Step into Storyland

Amy Jeffs

27 August 2021
Ch  3B Double Spread

Amy Jeffs introduces us to Storyland, her new book that explores the myths and lore of Britain. You can hear more from Amy at her event in this year's Wigtown Book Festival. Click here to book your tickets, or here to order your own copy of Storyland. 

In Storyland: a New Mythology of Britain, I have sought to retell medieval myths and legends of Britain as if they could be strung together to form one long story: beginning in Africa, before the Flood, and concluding in the reign of William the Bastard. Having done a PhD that focused largely on the medieval origin myth of Britain, I had a hunch this would work out quite well. I didn’t anticipate just how much coherence there would be between the sources. Though I drew on medieval histories, chronicles and Saints’ lives produced in different parts of Britain and Ireland over the course of a thousand years, the later ones often referred to the earlier ones, characters appeared and reappeared, their children’s children waved to me from unexpected places and old monuments were revisited across the ages. Myths and legend might now be dismissed as fantasy, but the stories I have brought together for Storyland were born of an accepted and longstanding history of Britain that dominated well into the sixteenth century. It is little wonder, then, that the tales spun out of it share an internal logic that makes reconstructing that history an eminently satisfying job. 

This is not to say I did not have to make things up or infer connections not made explicit in the sources. I have done so many times. But when I have done so, I have sought to tell the reader so in the commentaries that contextualise each chapter. If anyone wants to critique my approach further, my source texts are listed in full at the end of the book. Storyland can therefore be read simply as a collection of illustrated short stories that work together to form one epic, marvel-strewn narrative of settlement, colonisation, invasion and conquest, or it can be read with the commentaries, which turn the book into a history of the part played by myth in the political conflicts that shaped British society in the Middle Ages. Go from there to the primary sources listed at the end and Storyland is an academic primer for the study of medieval historiography. I hope this makes for a book that is both enchanting and useful. 
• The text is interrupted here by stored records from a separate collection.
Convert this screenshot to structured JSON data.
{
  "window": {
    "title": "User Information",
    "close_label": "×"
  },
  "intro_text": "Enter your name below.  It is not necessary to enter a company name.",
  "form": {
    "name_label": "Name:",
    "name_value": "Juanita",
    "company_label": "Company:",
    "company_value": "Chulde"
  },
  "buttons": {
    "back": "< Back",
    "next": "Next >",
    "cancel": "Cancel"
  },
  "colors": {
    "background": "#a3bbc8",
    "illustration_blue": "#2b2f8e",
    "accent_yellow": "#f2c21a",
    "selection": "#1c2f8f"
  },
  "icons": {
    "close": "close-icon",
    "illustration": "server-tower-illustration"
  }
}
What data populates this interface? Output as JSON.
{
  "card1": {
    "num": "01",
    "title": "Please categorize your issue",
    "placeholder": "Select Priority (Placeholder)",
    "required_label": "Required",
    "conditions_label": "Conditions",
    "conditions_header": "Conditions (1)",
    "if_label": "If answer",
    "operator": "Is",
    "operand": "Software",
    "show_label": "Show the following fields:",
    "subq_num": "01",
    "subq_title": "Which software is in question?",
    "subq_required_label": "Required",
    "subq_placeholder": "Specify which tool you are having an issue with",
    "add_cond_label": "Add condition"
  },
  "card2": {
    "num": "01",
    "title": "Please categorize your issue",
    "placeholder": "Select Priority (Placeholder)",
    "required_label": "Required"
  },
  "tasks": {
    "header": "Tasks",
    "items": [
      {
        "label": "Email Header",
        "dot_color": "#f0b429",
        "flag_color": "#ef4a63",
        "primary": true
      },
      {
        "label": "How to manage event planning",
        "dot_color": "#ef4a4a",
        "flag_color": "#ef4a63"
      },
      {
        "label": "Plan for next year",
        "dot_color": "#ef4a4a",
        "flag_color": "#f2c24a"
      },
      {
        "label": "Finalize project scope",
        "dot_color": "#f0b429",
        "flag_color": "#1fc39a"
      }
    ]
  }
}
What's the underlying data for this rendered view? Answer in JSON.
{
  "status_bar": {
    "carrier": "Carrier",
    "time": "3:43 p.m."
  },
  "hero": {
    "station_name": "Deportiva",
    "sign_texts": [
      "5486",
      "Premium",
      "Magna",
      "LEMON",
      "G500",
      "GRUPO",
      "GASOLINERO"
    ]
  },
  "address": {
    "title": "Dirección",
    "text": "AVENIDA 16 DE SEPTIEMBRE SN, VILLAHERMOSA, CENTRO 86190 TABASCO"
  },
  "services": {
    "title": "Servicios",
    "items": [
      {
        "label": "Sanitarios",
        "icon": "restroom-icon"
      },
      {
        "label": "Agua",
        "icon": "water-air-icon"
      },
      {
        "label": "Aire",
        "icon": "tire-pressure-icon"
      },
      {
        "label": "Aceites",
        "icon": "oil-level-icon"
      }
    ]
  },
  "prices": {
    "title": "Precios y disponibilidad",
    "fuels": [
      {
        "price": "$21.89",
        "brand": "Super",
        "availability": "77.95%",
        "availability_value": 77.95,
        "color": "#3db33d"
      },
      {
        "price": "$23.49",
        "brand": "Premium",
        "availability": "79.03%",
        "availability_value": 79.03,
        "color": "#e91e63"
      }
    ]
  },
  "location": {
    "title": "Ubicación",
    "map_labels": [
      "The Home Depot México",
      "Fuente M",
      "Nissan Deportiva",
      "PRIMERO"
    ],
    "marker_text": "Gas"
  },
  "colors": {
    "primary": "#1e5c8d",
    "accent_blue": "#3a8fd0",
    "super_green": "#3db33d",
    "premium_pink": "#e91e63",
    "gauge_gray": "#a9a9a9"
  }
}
But the first of these – enchantment - was above all the guiding principle for the making of Storyland. It started as a series of linocut illustrations, which I began working on as I completed my PhD. Looking for moments to illustrate in my chosen chronicle – Geoffrey of Monmouth’s 12th-century History of the Kings of Britain – demanded that I find and imagine the most visually arresting moments in the story. Soon my brain was swimming with Trojan exiles, prophesying goddesses, giants tumbling off cliffs and magical children lifting colossal stones. It is therefore my sincere hope that Storyland offers readers a strange view of a familiar landscape, rendering that landscape mysterious, magical and brimming with a thousand wonders.